A carbon monoxide chamber requires a special site, ventilation and construction.
Operation requires thorough maintenance, strict operating procedures and a
stringent requirement for training operators on maintenance, procedures and
hazards. These requirements under the AVMA Guidelines impose difficult and in
some circumstances conflicting limitations on reliably performing humane
euthanasia with carbon monoxide. The AVMA Guidelines state the chamber should
(preferably) be located outside, must constructed from the highest quality
materials, must be cleanable and should allow for separation of individual
animals. If a chamber is located inside a building, there is a requirement for
a carbon monoxide monitoring system. A not well understood feature of these
chambers is that they have to be safely vented to the outside in a manner that
allows displacement of air inside the chamber with the carbon monoxide gas.
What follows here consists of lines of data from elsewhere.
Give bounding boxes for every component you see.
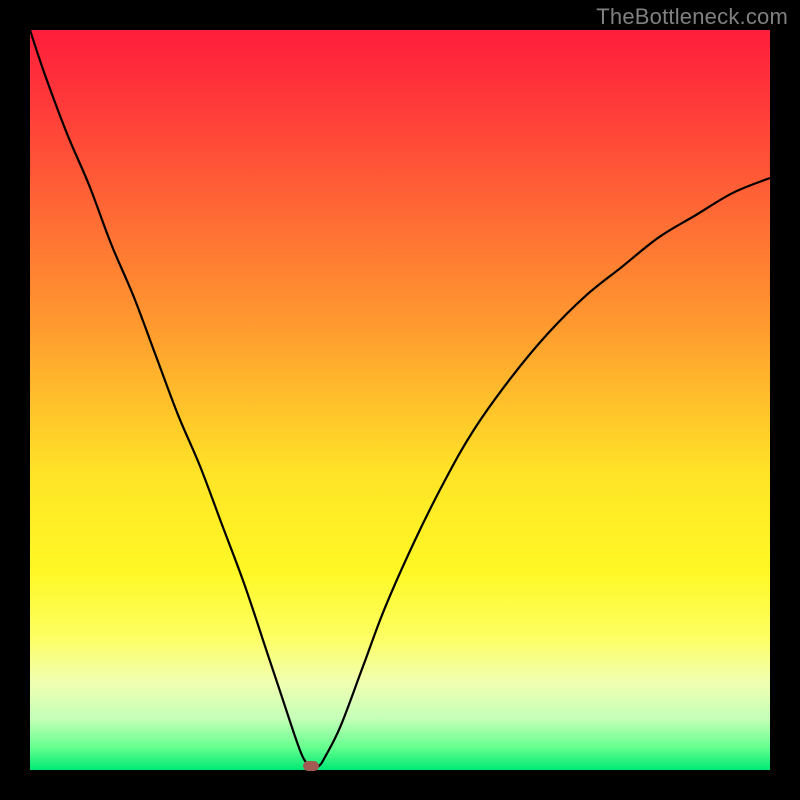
chart-plot-area [30,30,770,770]
watermark-text: TheBottleneck.com [596,4,788,30]
bottleneck-curve [30,30,770,770]
optimal-point-marker [303,761,319,771]
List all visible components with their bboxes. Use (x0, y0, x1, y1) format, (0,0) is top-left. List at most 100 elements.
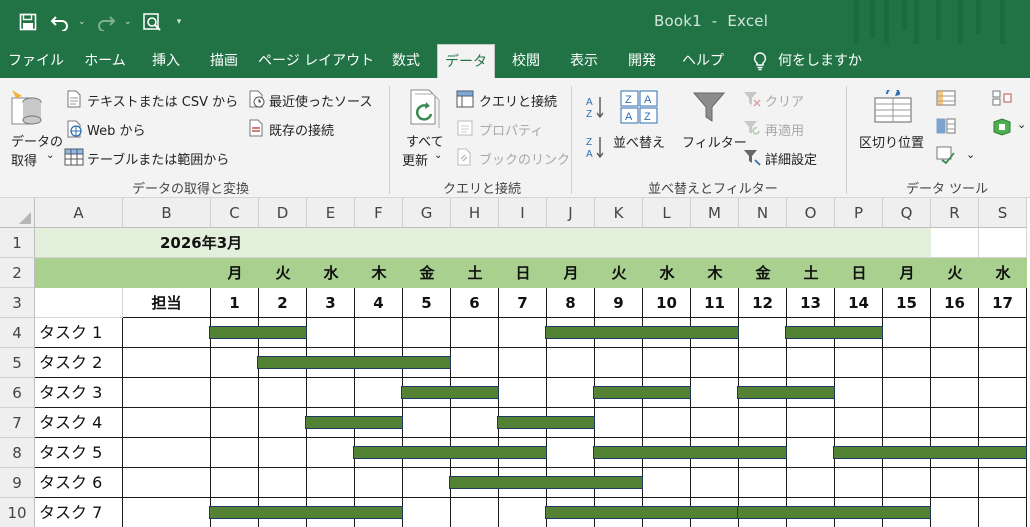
cell[interactable] (691, 378, 739, 408)
task-bar[interactable] (737, 386, 835, 399)
task-bar[interactable] (833, 446, 1027, 459)
cell[interactable] (643, 408, 691, 438)
task-bar[interactable] (785, 326, 883, 339)
row-header-8[interactable]: 8 (0, 438, 35, 468)
cell[interactable] (259, 408, 307, 438)
cell[interactable] (835, 348, 883, 378)
cell[interactable] (691, 468, 739, 498)
data-model-icon[interactable] (992, 118, 1012, 140)
text-to-columns-button[interactable]: 区切り位置 (859, 132, 924, 151)
select-all-button[interactable] (0, 198, 35, 228)
cell[interactable] (739, 468, 787, 498)
redo-dropdown-icon[interactable]: ⌄ (124, 17, 134, 27)
cell[interactable] (259, 468, 307, 498)
cell[interactable] (123, 348, 211, 378)
cell[interactable] (883, 408, 931, 438)
cell[interactable] (691, 348, 739, 378)
weekday-cell[interactable]: 金 (403, 258, 451, 288)
task-bar[interactable] (545, 326, 739, 339)
column-header-h[interactable]: H (451, 198, 499, 228)
weekday-cell[interactable]: 金 (739, 258, 787, 288)
cell[interactable] (979, 468, 1027, 498)
task-bar[interactable] (209, 326, 307, 339)
task-name-cell[interactable]: タスク 5 (35, 438, 123, 468)
row-header-1[interactable]: 1 (0, 228, 35, 258)
cell[interactable] (211, 408, 259, 438)
tab-formulas[interactable]: 数式 (380, 44, 432, 78)
task-name-cell[interactable]: タスク 2 (35, 348, 123, 378)
cell[interactable] (307, 318, 355, 348)
task-name-cell[interactable]: タスク 4 (35, 408, 123, 438)
task-bar[interactable] (209, 506, 403, 519)
cell[interactable] (211, 468, 259, 498)
cell[interactable] (931, 228, 979, 258)
day-number-cell[interactable]: 4 (355, 288, 403, 318)
weekday-cell[interactable]: 木 (691, 258, 739, 288)
reapply-button[interactable]: 再適用 (765, 120, 804, 139)
cell[interactable] (355, 318, 403, 348)
cell[interactable] (883, 348, 931, 378)
weekday-cell[interactable]: 水 (307, 258, 355, 288)
cell[interactable] (979, 408, 1027, 438)
column-header-r[interactable]: R (931, 198, 979, 228)
row-header-3[interactable]: 3 (0, 288, 35, 318)
cell[interactable] (931, 498, 979, 527)
cell[interactable] (123, 468, 211, 498)
tab-view[interactable]: 表示 (558, 44, 610, 78)
day-number-cell[interactable]: 16 (931, 288, 979, 318)
task-name-cell[interactable]: タスク 6 (35, 468, 123, 498)
cell[interactable] (979, 378, 1027, 408)
column-header-l[interactable]: L (643, 198, 691, 228)
day-number-cell[interactable]: 10 (643, 288, 691, 318)
column-header-f[interactable]: F (355, 198, 403, 228)
day-number-cell[interactable]: 2 (259, 288, 307, 318)
task-bar[interactable] (545, 506, 739, 519)
cell[interactable] (499, 378, 547, 408)
cell[interactable] (883, 318, 931, 348)
tell-me-search[interactable]: 何をしますか (778, 44, 870, 78)
cell[interactable] (211, 378, 259, 408)
cell[interactable] (403, 468, 451, 498)
task-bar[interactable] (305, 416, 403, 429)
cell[interactable] (931, 468, 979, 498)
remove-duplicates-icon[interactable] (936, 118, 956, 138)
cell[interactable] (123, 318, 211, 348)
column-header-o[interactable]: O (787, 198, 835, 228)
cell[interactable] (547, 348, 595, 378)
cell[interactable] (307, 468, 355, 498)
sheet-title[interactable]: 2026年3月 (123, 228, 323, 258)
cell[interactable] (35, 288, 123, 318)
tab-file[interactable]: ファイル (4, 44, 68, 78)
task-bar[interactable] (353, 446, 547, 459)
day-number-cell[interactable]: 15 (883, 288, 931, 318)
column-header-e[interactable]: E (307, 198, 355, 228)
tab-developer[interactable]: 開発 (616, 44, 668, 78)
row-header-9[interactable]: 9 (0, 468, 35, 498)
cell[interactable] (403, 408, 451, 438)
cell[interactable] (787, 468, 835, 498)
weekday-cell[interactable]: 日 (499, 258, 547, 288)
assignee-header[interactable]: 担当 (123, 288, 211, 318)
cell[interactable] (451, 318, 499, 348)
cell[interactable] (307, 438, 355, 468)
cell[interactable] (979, 228, 1027, 258)
sort-ascending-icon[interactable]: AZ (585, 94, 607, 124)
cell[interactable] (499, 318, 547, 348)
cell[interactable] (259, 438, 307, 468)
consolidate-icon[interactable] (992, 90, 1012, 110)
cell[interactable] (835, 468, 883, 498)
cell[interactable] (739, 318, 787, 348)
weekday-cell[interactable]: 日 (835, 258, 883, 288)
cell[interactable] (123, 498, 211, 527)
task-bar[interactable] (593, 386, 691, 399)
weekday-cell[interactable]: 土 (451, 258, 499, 288)
column-header-b[interactable]: B (123, 198, 211, 228)
weekday-cell[interactable]: 火 (931, 258, 979, 288)
day-number-cell[interactable]: 6 (451, 288, 499, 318)
weekday-cell[interactable]: 土 (787, 258, 835, 288)
task-name-cell[interactable]: タスク 1 (35, 318, 123, 348)
column-header-j[interactable]: J (547, 198, 595, 228)
task-bar[interactable] (737, 506, 931, 519)
cell[interactable] (547, 438, 595, 468)
day-number-cell[interactable]: 17 (979, 288, 1027, 318)
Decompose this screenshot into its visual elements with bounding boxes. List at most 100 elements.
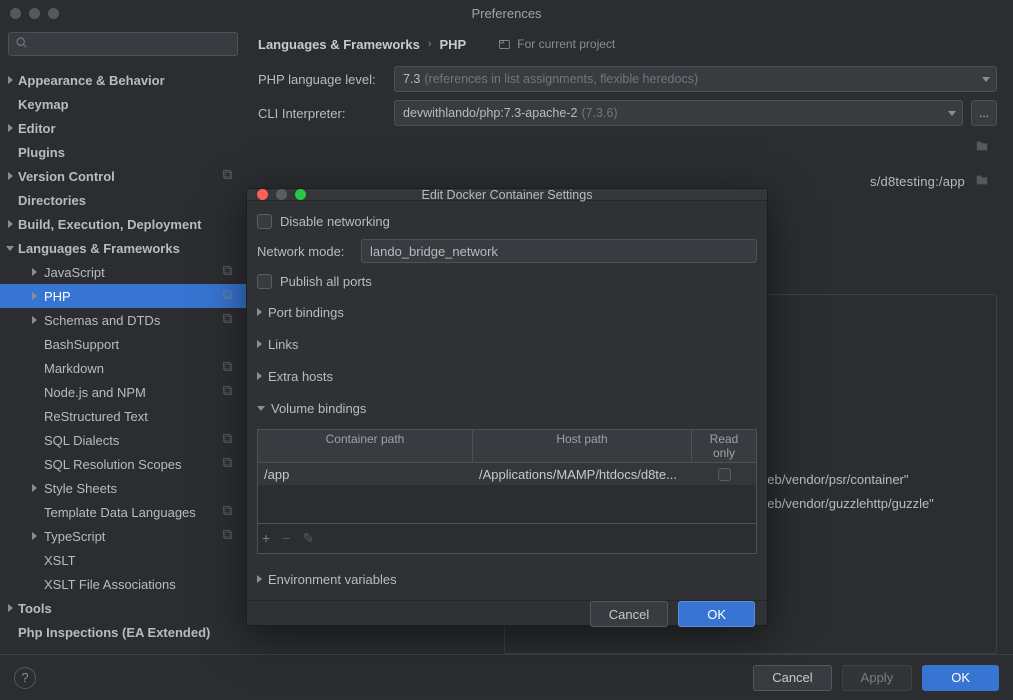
sidebar-item-label: Schemas and DTDs [44,313,160,328]
cli-label: CLI Interpreter: [258,106,386,121]
lang-level-select[interactable]: 7.3 (references in list assignments, fle… [394,66,997,92]
col-read-only: Read only [692,430,756,462]
dialog-titlebar: Edit Docker Container Settings [247,189,767,201]
project-icon [221,456,234,472]
chevron-right-icon [8,220,13,228]
apply-button: Apply [842,665,913,691]
breadcrumb-leaf: PHP [440,37,467,52]
sidebar-item-label: XSLT [44,553,76,568]
docker-settings-dialog: Edit Docker Container Settings Disable n… [246,188,768,626]
chevron-right-icon [8,76,13,84]
folder-icon[interactable] [975,173,989,190]
sidebar-item-bashsupport[interactable]: BashSupport [0,332,246,356]
cli-select[interactable]: devwithlando/php:7.3-apache-2 (7.3.6) [394,100,963,126]
search-icon [15,36,28,52]
bottom-bar: ? Cancel Apply OK [0,654,1013,700]
project-icon [221,528,234,544]
help-button[interactable]: ? [14,667,36,689]
readonly-checkbox[interactable] [718,468,731,481]
table-row[interactable]: /app /Applications/MAMP/htdocs/d8te... [258,463,756,485]
chevron-down-icon [948,111,956,116]
network-mode-input[interactable]: lando_bridge_network [361,239,757,263]
sidebar-item-style-sheets[interactable]: Style Sheets [0,476,246,500]
sidebar-item-label: SQL Dialects [44,433,119,448]
sidebar-item-label: TypeScript [44,529,105,544]
project-icon [221,384,234,400]
path-mapping-text: s/d8testing:/app [870,174,965,189]
sidebar-item-label: Version Control [18,169,115,184]
sidebar-item-template-data-languages[interactable]: Template Data Languages [0,500,246,524]
sidebar-item-schemas-and-dtds[interactable]: Schemas and DTDs [0,308,246,332]
sidebar-item-node-js-and-npm[interactable]: Node.js and NPM [0,380,246,404]
dialog-ok-button[interactable]: OK [678,601,755,627]
sidebar-item-xslt[interactable]: XSLT [0,548,246,572]
sidebar-item-label: XSLT File Associations [44,577,176,592]
chevron-right-icon [32,484,37,492]
sidebar-item-label: Appearance & Behavior [18,73,165,88]
remove-icon[interactable]: − [282,530,290,547]
project-icon [221,168,234,184]
col-host-path: Host path [473,430,692,462]
env-vars-section[interactable]: Environment variables [257,566,757,592]
sidebar-item-label: Template Data Languages [44,505,196,520]
sidebar-item-label: Node.js and NPM [44,385,146,400]
extra-hosts-section[interactable]: Extra hosts [257,363,757,389]
publish-all-checkbox[interactable] [257,274,272,289]
preferences-window: Preferences Languages & Frameworks › PHP… [0,0,1013,700]
sidebar-item-restructured-text[interactable]: ReStructured Text [0,404,246,428]
breadcrumb-group: Languages & Frameworks [258,37,420,52]
settings-tree[interactable]: Appearance & Behavior Keymap EditorPlugins… [0,62,246,654]
volume-bindings-section[interactable]: Volume bindings [257,395,757,421]
col-container-path: Container path [258,430,473,462]
sidebar-item-directories[interactable]: Directories [0,188,246,212]
sidebar-item-keymap[interactable]: Keymap [0,92,246,116]
sidebar-item-javascript[interactable]: JavaScript [0,260,246,284]
sidebar-item-label: Tools [18,601,52,616]
search-input[interactable] [8,32,238,56]
port-bindings-section[interactable]: Port bindings [257,299,757,325]
breadcrumb: Languages & Frameworks › PHP For current… [258,26,997,62]
sidebar-item-appearance-behavior[interactable]: Appearance & Behavior [0,68,246,92]
chevron-right-icon [32,316,37,324]
ok-button[interactable]: OK [922,665,999,691]
sidebar-item-php[interactable]: PHP [0,284,246,308]
project-icon [221,312,234,328]
sidebar-item-tools[interactable]: Tools [0,596,246,620]
sidebar-item-label: Build, Execution, Deployment [18,217,201,232]
edit-icon[interactable]: ✎ [302,530,314,547]
cli-more-button[interactable]: ... [971,100,997,126]
sidebar-item-markdown[interactable]: Markdown [0,356,246,380]
sidebar-item-label: Markdown [44,361,104,376]
sidebar-item-plugins[interactable]: Plugins [0,140,246,164]
sidebar-item-version-control[interactable]: Version Control [0,164,246,188]
sidebar-item-xslt-file-associations[interactable]: XSLT File Associations [0,572,246,596]
window-title: Preferences [0,6,1013,21]
cancel-button[interactable]: Cancel [753,665,831,691]
sidebar-item-build-execution-deployment[interactable]: Build, Execution, Deployment [0,212,246,236]
sidebar-item-editor[interactable]: Editor [0,116,246,140]
volume-bindings-table: Container path Host path Read only /app … [257,429,757,554]
sidebar-item-label: Keymap [18,97,69,112]
chevron-right-icon [32,292,37,300]
chevron-down-icon [982,77,990,82]
sidebar-item-label: JavaScript [44,265,105,280]
project-icon [221,264,234,280]
chevron-right-icon [32,268,37,276]
project-icon [221,360,234,376]
disable-networking-label: Disable networking [280,214,390,229]
sidebar-item-php-inspections-ea-extended-[interactable]: Php Inspections (EA Extended) [0,620,246,644]
chevron-right-icon [8,124,13,132]
chevron-right-icon [8,172,13,180]
chevron-right-icon [32,532,37,540]
network-mode-label: Network mode: [257,244,353,259]
sidebar-item-languages-frameworks[interactable]: Languages & Frameworks [0,236,246,260]
sidebar-item-label: Directories [18,193,86,208]
dialog-cancel-button[interactable]: Cancel [590,601,668,627]
sidebar-item-sql-dialects[interactable]: SQL Dialects [0,428,246,452]
add-icon[interactable]: + [262,530,270,547]
sidebar-item-sql-resolution-scopes[interactable]: SQL Resolution Scopes [0,452,246,476]
sidebar-item-typescript[interactable]: TypeScript [0,524,246,548]
folder-icon[interactable] [975,139,989,156]
disable-networking-checkbox[interactable] [257,214,272,229]
links-section[interactable]: Links [257,331,757,357]
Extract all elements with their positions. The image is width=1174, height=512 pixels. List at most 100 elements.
They cannot be air tight to function properly. The Guidelines also require a
chamber to be well lit and have view a port to allow the direct observation of
animals. All lights and mechanical apparatus must be explosion proof because
of the combustibility of carbon monoxide. Operation procedures require thorough
cleaning between uses to minimize odors (pheromones) that would cause anxiety,
apprehension and distress in animals subsequently euthanatized. Loading of the
chamber permits only animals of the same species in a manner that precludes
overcrowding. In introducing the carbon monoxide gas into the chamber, the flow
rate should be adequate to rapidly achieve a uniform concentration of at least
6% carbon monoxide inside the chamber, but should be so rapid as to produce
noise that causes agitation. And finally, all personnel using carbon monoxide
chambers must be instructed thoroughly on all the above Guidelines and must
understand the hazards and limitations. It is also mandatory that carbon
dioxide be used in compliance with all Federal (NIOSH/OSHA, EPA) and state
regulations. Based upon the above considerations, the operation of a carbon
monoxide chamber to cause humane euthanasia by anyone other than a veterinarian
who could judge a malfunction of the apparatus, or an untoward physiological or
behavior problem with an individual animal, is not reasonable.